= Royal Commission Appointed to Enquire into the Defence of British Possessions and Commerce Abroad =

The Royal Commission Appointed to Enquire into the Defence of British Possessions and Commerce Abroad was a British Royal Commission appointed on 8 September 1879 under the chairmanship of Lord Carnarvon. The Commission produced "the first comprehensive study of Imperial defence".

Since 1870, both Russia and France were considered potential enemies, and in 1875, the Admiralty asked the War Office to investigate the problems surrounding the defence of British naval bases across the globe. William Jervois submitted a report in which he recommended measures for the defence of the naval bases and ports of the British Empire. In March 1878, the Colonial Defence Committee was appointed in the aftermath of a Russian war scare. This investigated the defence of ports of strategic value and reported in April 1879. Due to these reports and their recommendations, the Royal Commission was appointed to enquire into the defence of British possessions and commerce abroad.

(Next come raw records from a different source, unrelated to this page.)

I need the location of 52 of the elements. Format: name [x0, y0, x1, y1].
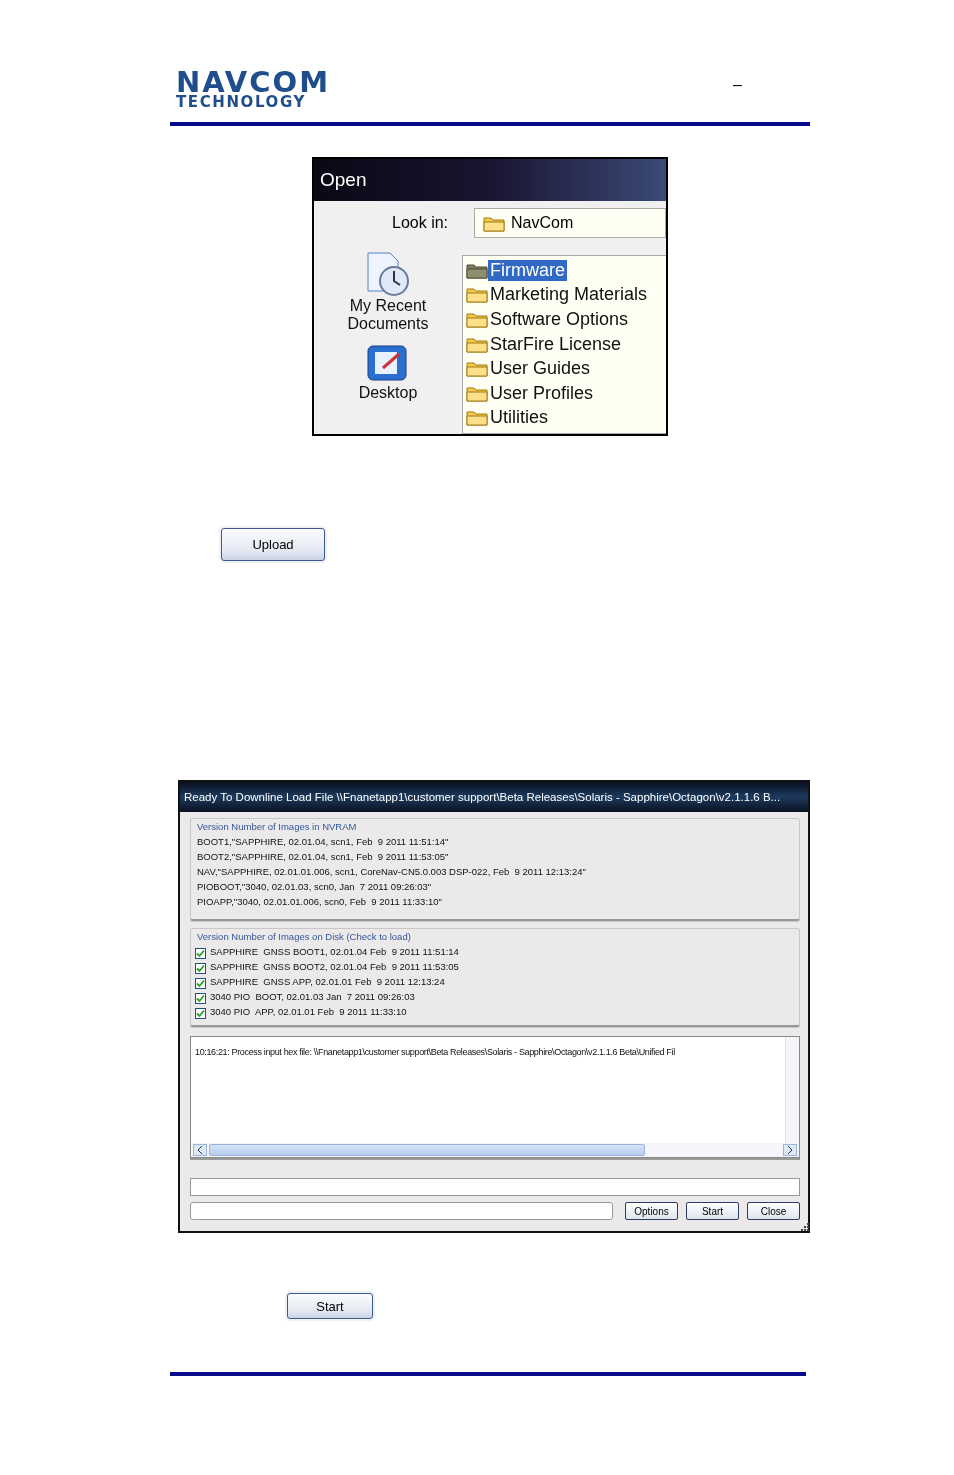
group-legend: Version Number of Images on Disk (Check to load): [197, 931, 411, 942]
log-line: 10:16:21: Process input hex file: \\Fnanetapp1\customer support\Beta Releases\Solaris - Sapphire\Octagon\v2.1.1.6 Beta\Unified Fil: [195, 1047, 675, 1057]
image-label: SAPPHIRE GNSS BOOT1, 02.01.04 Feb 9 2011 11:51:14: [210, 946, 459, 959]
navcom-logo: NAVCOM TECHNOLOGY: [176, 68, 330, 110]
image-label: 3040 PIO BOOT, 02.01.03 Jan 7 2011 09:26:03: [210, 991, 415, 1004]
resize-grip-icon[interactable]: [800, 1222, 810, 1232]
checkbox[interactable]: [195, 1008, 206, 1019]
window-title: Open: [314, 159, 666, 201]
dialog-button[interactable]: Close: [747, 1202, 800, 1220]
clock-document-icon: [364, 251, 412, 297]
checkbox[interactable]: [195, 948, 206, 959]
scroll-right-icon[interactable]: [783, 1144, 797, 1156]
folder-item[interactable]: Firmware: [488, 259, 567, 281]
upload-button[interactable]: Upload: [221, 528, 325, 561]
scroll-left-icon[interactable]: [193, 1144, 207, 1156]
start-button[interactable]: Start: [287, 1293, 373, 1319]
version-line: BOOT2,"SAPPHIRE, 02.01.04, scn1, Feb 9 2011 11:53:05": [197, 851, 450, 864]
folder-item[interactable]: Software Options: [488, 309, 631, 330]
image-label: SAPPHIRE GNSS APP, 02.01.01 Feb 9 2011 12:13:24: [210, 976, 445, 989]
image-label: SAPPHIRE GNSS BOOT2, 02.01.04 Feb 9 2011 11:53:05: [210, 961, 459, 974]
version-line: PIOAPP,"3040, 02.01.01.006, scn0, Feb 9 2011 11:33:10": [197, 896, 443, 909]
version-line: BOOT1,"SAPPHIRE, 02.01.04, scn1, Feb 9 2011 11:51:14": [197, 836, 450, 849]
folder-icon: [466, 261, 488, 279]
look-in-label: Look in:: [392, 214, 450, 232]
checkbox[interactable]: [195, 978, 206, 989]
folder-item[interactable]: User Guides: [488, 358, 593, 380]
folder-icon: [466, 360, 488, 378]
folder-item[interactable]: Utilities: [488, 407, 550, 429]
version-line: NAV,"SAPPHIRE, 02.01.01.006, scn1, CoreNav-CN5.0.003 DSP-022, Feb 9 2011 12:13:24": [197, 866, 587, 879]
vertical-scrollbar[interactable]: [785, 1037, 799, 1143]
checkbox[interactable]: [195, 963, 206, 974]
dialog-button[interactable]: Start: [686, 1202, 739, 1220]
checkbox[interactable]: [195, 993, 206, 1004]
group-legend: Version Number of Images in NVRAM: [197, 821, 357, 832]
horizontal-scrollbar[interactable]: [191, 1143, 799, 1157]
folder-icon: [466, 409, 488, 427]
folder-icon: [466, 311, 488, 328]
image-label: 3040 PIO APP, 02.01.01 Feb 9 2011 11:33:10: [210, 1006, 407, 1019]
places-item[interactable]: My Recent Documents: [314, 251, 462, 334]
folder-icon: [483, 214, 505, 232]
folder-item[interactable]: Marketing Materials: [488, 284, 650, 306]
folder-icon: [466, 384, 488, 402]
dialog-button[interactable]: Options: [625, 1202, 678, 1220]
folder-item[interactable]: StarFire License: [488, 333, 624, 355]
folder-icon: [466, 335, 488, 353]
window-title: Ready To Downline Load File \\Fnanetapp1\customer support\Beta Releases\Solaris - Sapphire\Octagon\v2.1.1.6 B...: [180, 782, 808, 812]
folder-item[interactable]: User Profiles: [488, 382, 596, 404]
folder-icon: [466, 286, 488, 304]
version-line: PIOBOOT,"3040, 02.01.03, scn0, Jan 7 2011 09:26:03": [197, 881, 433, 894]
header-dash: –: [733, 76, 742, 94]
places-item[interactable]: Desktop: [358, 341, 418, 403]
look-in-dropdown[interactable]: NavCom: [474, 208, 666, 238]
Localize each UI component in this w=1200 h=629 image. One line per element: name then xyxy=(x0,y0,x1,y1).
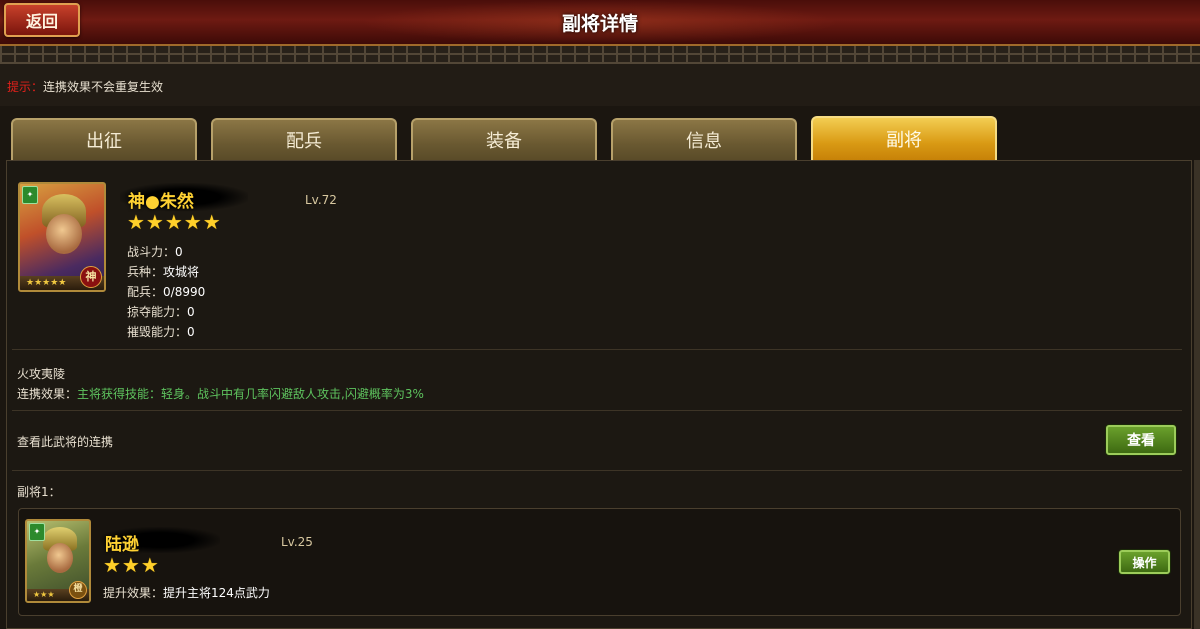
link-skill-name: 火攻夷陵 xyxy=(17,367,66,381)
scrollbar[interactable] xyxy=(1194,160,1200,629)
divider xyxy=(12,470,1182,471)
hint-label: 提示： xyxy=(7,80,44,94)
stat-troop-type: 兵种：攻城将 xyxy=(127,265,200,279)
general-stars: ★★★★★ xyxy=(127,210,222,234)
general-name: 神●朱然 xyxy=(128,192,194,212)
face-image xyxy=(46,214,82,254)
stat-destroy: 摧毁能力：0 xyxy=(127,325,195,339)
stat-troops: 配兵：0/8990 xyxy=(127,285,206,299)
tab-deputy[interactable]: 副将 xyxy=(811,116,997,160)
hint-message: 连携效果不会重复生效 xyxy=(43,80,164,94)
divider xyxy=(12,349,1182,350)
divider xyxy=(12,410,1182,411)
general-level: Lv.72 xyxy=(305,193,337,207)
operate-button[interactable]: 操作 xyxy=(1119,550,1170,574)
quality-gem-icon: ✦ xyxy=(22,186,38,204)
divine-seal-icon: 神 xyxy=(80,266,102,288)
view-link-text: 查看此武将的连携 xyxy=(17,435,114,449)
view-button[interactable]: 查看 xyxy=(1106,425,1176,455)
link-effect: 连携效果：主将获得技能：轻身。战斗中有几率闪避敌人攻击,闪避概率为3% xyxy=(17,387,424,401)
general-portrait[interactable]: ✦ ★★★★★ 神 xyxy=(18,182,106,292)
tab-equipment[interactable]: 装备 xyxy=(411,118,597,160)
deputy-name: 陆逊 xyxy=(105,535,139,555)
page-title: 副将详情 xyxy=(561,12,638,35)
tab-troops[interactable]: 配兵 xyxy=(211,118,397,160)
hint-text: 提示：连携效果不会重复生效 xyxy=(7,78,163,95)
face-image xyxy=(47,543,73,573)
deputy-slot-label: 副将1： xyxy=(17,485,61,499)
deputy-effect: 提升效果：提升主将124点武力 xyxy=(103,586,270,600)
deputy-stars: ★★★ xyxy=(103,553,160,577)
stat-combat-power: 战斗力：0 xyxy=(127,245,183,259)
quality-gem-icon: ✦ xyxy=(29,523,45,541)
rank-seal-icon: 橙 xyxy=(69,581,87,599)
hint-bar xyxy=(0,64,1200,106)
stat-plunder: 掠夺能力：0 xyxy=(127,305,195,319)
deputy-portrait[interactable]: ✦ ★★★ 橙 xyxy=(25,519,91,603)
deputy-level: Lv.25 xyxy=(281,535,313,549)
tab-info[interactable]: 信息 xyxy=(611,118,797,160)
decorative-border xyxy=(0,46,1200,64)
tab-expedition[interactable]: 出征 xyxy=(11,118,197,160)
back-button[interactable]: 返回 xyxy=(4,3,80,37)
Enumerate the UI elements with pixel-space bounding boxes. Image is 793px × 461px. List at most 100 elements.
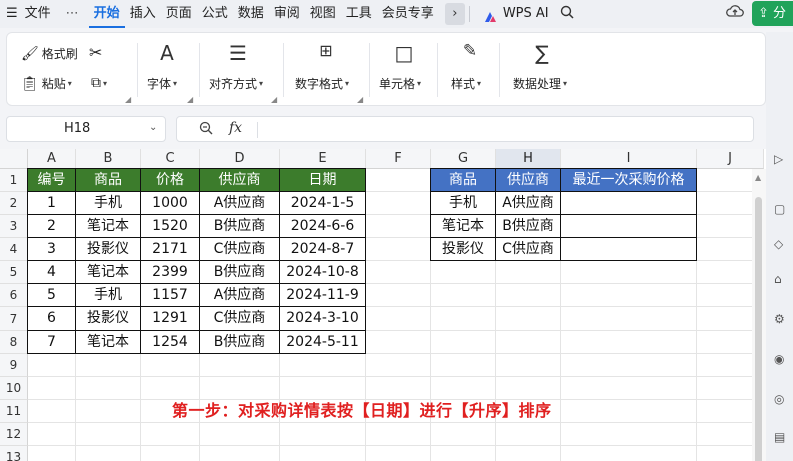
font-launcher-icon[interactable]: ◢ [187, 95, 193, 104]
lookup-table-header[interactable]: 供应商 [495, 168, 561, 192]
column-header-j[interactable]: J [697, 149, 764, 169]
align-launcher-icon[interactable]: ◢ [271, 95, 277, 104]
paste-button[interactable]: 📋︎ 粘贴 ▾ [21, 75, 72, 92]
wps-ai-button[interactable]: WPS AI [478, 0, 554, 28]
purchase-table-cell[interactable]: 2024-8-7 [279, 237, 366, 261]
style-button[interactable]: 样式 ▾ [451, 75, 481, 92]
select-tool-icon[interactable]: ▷ [774, 152, 790, 168]
tab-insert[interactable]: 插入 [125, 0, 161, 28]
cell-button[interactable]: 单元格 ▾ [379, 75, 421, 92]
purchase-table-cell[interactable]: 7 [27, 330, 76, 354]
row-header-1[interactable]: 1 [0, 169, 28, 192]
purchase-table-header[interactable]: 日期 [279, 168, 366, 192]
column-header-i[interactable]: I [561, 149, 697, 169]
number-format-button[interactable]: 数字格式 ▾ [295, 75, 349, 92]
purchase-table-cell[interactable]: 手机 [75, 283, 141, 307]
select-all-corner[interactable] [0, 149, 28, 169]
formula-bar[interactable]: fx [176, 116, 754, 142]
tab-view[interactable]: 视图 [305, 0, 341, 28]
number-format-launcher-icon[interactable]: ◢ [357, 95, 363, 104]
tab-review[interactable]: 审阅 [269, 0, 305, 28]
zoom-icon[interactable] [199, 121, 213, 139]
purchase-table-cell[interactable]: B供应商 [199, 214, 280, 238]
purchase-table-cell[interactable]: 2024-10-8 [279, 260, 366, 284]
panel-tool-icon[interactable]: ◇ [774, 237, 790, 253]
row-header-13[interactable]: 13 [0, 446, 28, 461]
chevron-right-icon[interactable]: › [444, 3, 465, 25]
lookup-table-cell[interactable] [560, 237, 697, 261]
align-icon[interactable]: ☰ [223, 41, 253, 65]
data-process-button[interactable]: 数据处理 ▾ [513, 75, 567, 92]
purchase-table-cell[interactable]: C供应商 [199, 306, 280, 331]
purchase-table-header[interactable]: 商品 [75, 168, 141, 192]
purchase-table-cell[interactable]: 2024-6-6 [279, 214, 366, 238]
cut-icon[interactable]: ✂ [89, 43, 102, 62]
purchase-table-header[interactable]: 供应商 [199, 168, 280, 192]
purchase-table-cell[interactable]: 1291 [140, 306, 200, 331]
column-header-d[interactable]: D [200, 149, 280, 169]
lookup-table-header[interactable]: 最近一次采购价格 [560, 168, 697, 192]
panel-tool-icon[interactable]: ◉ [774, 352, 790, 368]
purchase-table-cell[interactable]: 笔记本 [75, 214, 141, 238]
row-header-9[interactable]: 9 [0, 354, 28, 377]
menu-more[interactable]: ⋯ [56, 0, 89, 28]
tab-formula[interactable]: 公式 [197, 0, 233, 28]
panel-tool-icon[interactable]: ⚙ [774, 312, 790, 328]
panel-tool-icon[interactable]: ⌂ [774, 272, 790, 288]
style-icon[interactable]: ✎ [455, 41, 485, 61]
tab-member[interactable]: 会员专享 [377, 0, 439, 28]
purchase-table-cell[interactable]: 2024-5-11 [279, 330, 366, 354]
row-header-10[interactable]: 10 [0, 377, 28, 400]
tab-tools[interactable]: 工具 [341, 0, 377, 28]
lookup-table-cell[interactable] [560, 191, 697, 215]
row-header-8[interactable]: 8 [0, 331, 28, 354]
lookup-table-header[interactable]: 商品 [430, 168, 496, 192]
purchase-table-cell[interactable]: 2024-1-5 [279, 191, 366, 215]
hamburger-icon[interactable]: ☰ [0, 0, 20, 28]
purchase-table-cell[interactable]: 1520 [140, 214, 200, 238]
purchase-table-cell[interactable]: 2 [27, 214, 76, 238]
scroll-up-icon[interactable]: ▲ [755, 173, 761, 182]
row-header-11[interactable]: 11 [0, 400, 28, 423]
search-icon[interactable] [560, 5, 574, 23]
tab-data[interactable]: 数据 [233, 0, 269, 28]
panel-tool-icon[interactable]: ◎ [774, 392, 790, 408]
purchase-table-cell[interactable]: A供应商 [199, 283, 280, 307]
purchase-table-cell[interactable]: 1 [27, 191, 76, 215]
lookup-table-cell[interactable]: 投影仪 [430, 237, 496, 261]
column-header-c[interactable]: C [141, 149, 200, 169]
clipboard-launcher-icon[interactable]: ◢ [125, 95, 131, 104]
row-header-12[interactable]: 12 [0, 423, 28, 446]
purchase-table-cell[interactable]: B供应商 [199, 330, 280, 354]
purchase-table-cell[interactable]: 2399 [140, 260, 200, 284]
fx-icon[interactable]: fx [229, 120, 242, 136]
purchase-table-cell[interactable]: 2024-11-9 [279, 283, 366, 307]
share-button[interactable]: ⇪ 分 [752, 1, 793, 26]
lookup-table-cell[interactable]: 手机 [430, 191, 496, 215]
purchase-table-cell[interactable]: 2024-3-10 [279, 306, 366, 331]
copy-button[interactable]: ⧉ ▾ [91, 75, 107, 91]
purchase-table-header[interactable]: 价格 [140, 168, 200, 192]
row-header-2[interactable]: 2 [0, 192, 28, 215]
purchase-table-cell[interactable]: 3 [27, 237, 76, 261]
purchase-table-cell[interactable]: 笔记本 [75, 330, 141, 354]
purchase-table-cell[interactable]: B供应商 [199, 260, 280, 284]
align-button[interactable]: 对齐方式 ▾ [209, 75, 263, 92]
lookup-table-cell[interactable]: A供应商 [495, 191, 561, 215]
purchase-table-cell[interactable]: 1254 [140, 330, 200, 354]
chevron-down-icon[interactable]: ⌄ [149, 122, 157, 133]
name-box[interactable]: H18 ⌄ [6, 116, 166, 142]
number-format-icon[interactable]: ⊞ [311, 41, 341, 60]
lookup-table-cell[interactable]: B供应商 [495, 214, 561, 238]
column-header-e[interactable]: E [280, 149, 366, 169]
tab-page[interactable]: 页面 [161, 0, 197, 28]
vertical-scrollbar[interactable]: ▲ [752, 169, 766, 461]
menu-file[interactable]: 文件 [20, 0, 56, 28]
lookup-table-cell[interactable] [560, 214, 697, 238]
purchase-table-cell[interactable]: C供应商 [199, 237, 280, 261]
panel-tool-icon[interactable]: ▤ [774, 430, 790, 446]
lookup-table-cell[interactable]: C供应商 [495, 237, 561, 261]
purchase-table-cell[interactable]: 投影仪 [75, 306, 141, 331]
column-header-b[interactable]: B [76, 149, 141, 169]
purchase-table-cell[interactable]: 手机 [75, 191, 141, 215]
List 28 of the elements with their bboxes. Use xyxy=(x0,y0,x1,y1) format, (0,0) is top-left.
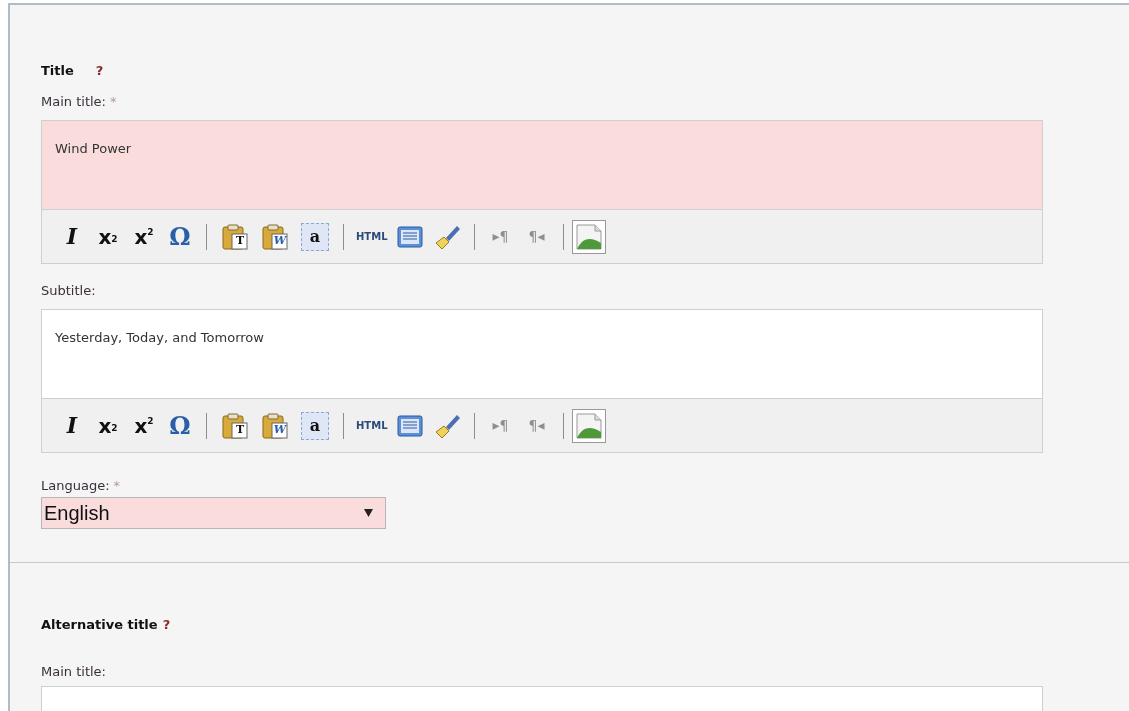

John Colomb characterised the fundamental objects of the Commission as being:
1. "To inquire and report on the steps necessary to adopt to ensure that in war the people of these islands shall not be starved into submission, and that the communications of Great with Greater Britain shall not be cut".
2. "To consider how the burden of cost resulting from taking these necessary steps should be apportioned between Great and Greater Britain?"

The three Reports of the Commission were submitted on 3 September 1881, 23 March 1882, and 22 July 1882. Due to their sensitive subject matter, none of these Reports were published. They found that the annual value of the seaborne trade of Britain's colonies was £367,000,000, with half consisting of trade with Britain and the other half of trade with foreign countries and between themselves.

They argued that the Royal Navy needed more fortified coaling stations to enable it to take the offensive in war and that these would also help to prevent the invasion of British territory. They also recommended that merchant ship owners should be encouraged to observe construction regulations by ensuring that their ships were ready for naval gun-mounting; this would enable them to be converted into auxiliary cruisers in wartime.

The Reports urged that naval rearmament was vital and that the cost should be shouldered by the Australian colonies as well as Britain. They noted that whereas defence expenditure per head in 1879 was 15s. 7½d. in the United Kingdom, it was only 2s. 4d. in New South Wales, 1s. 9¾d. in South Australia, 1s. 9d. in New Zealand, less than 1s. in Queensland and Tasmania and nothing in Western Australia.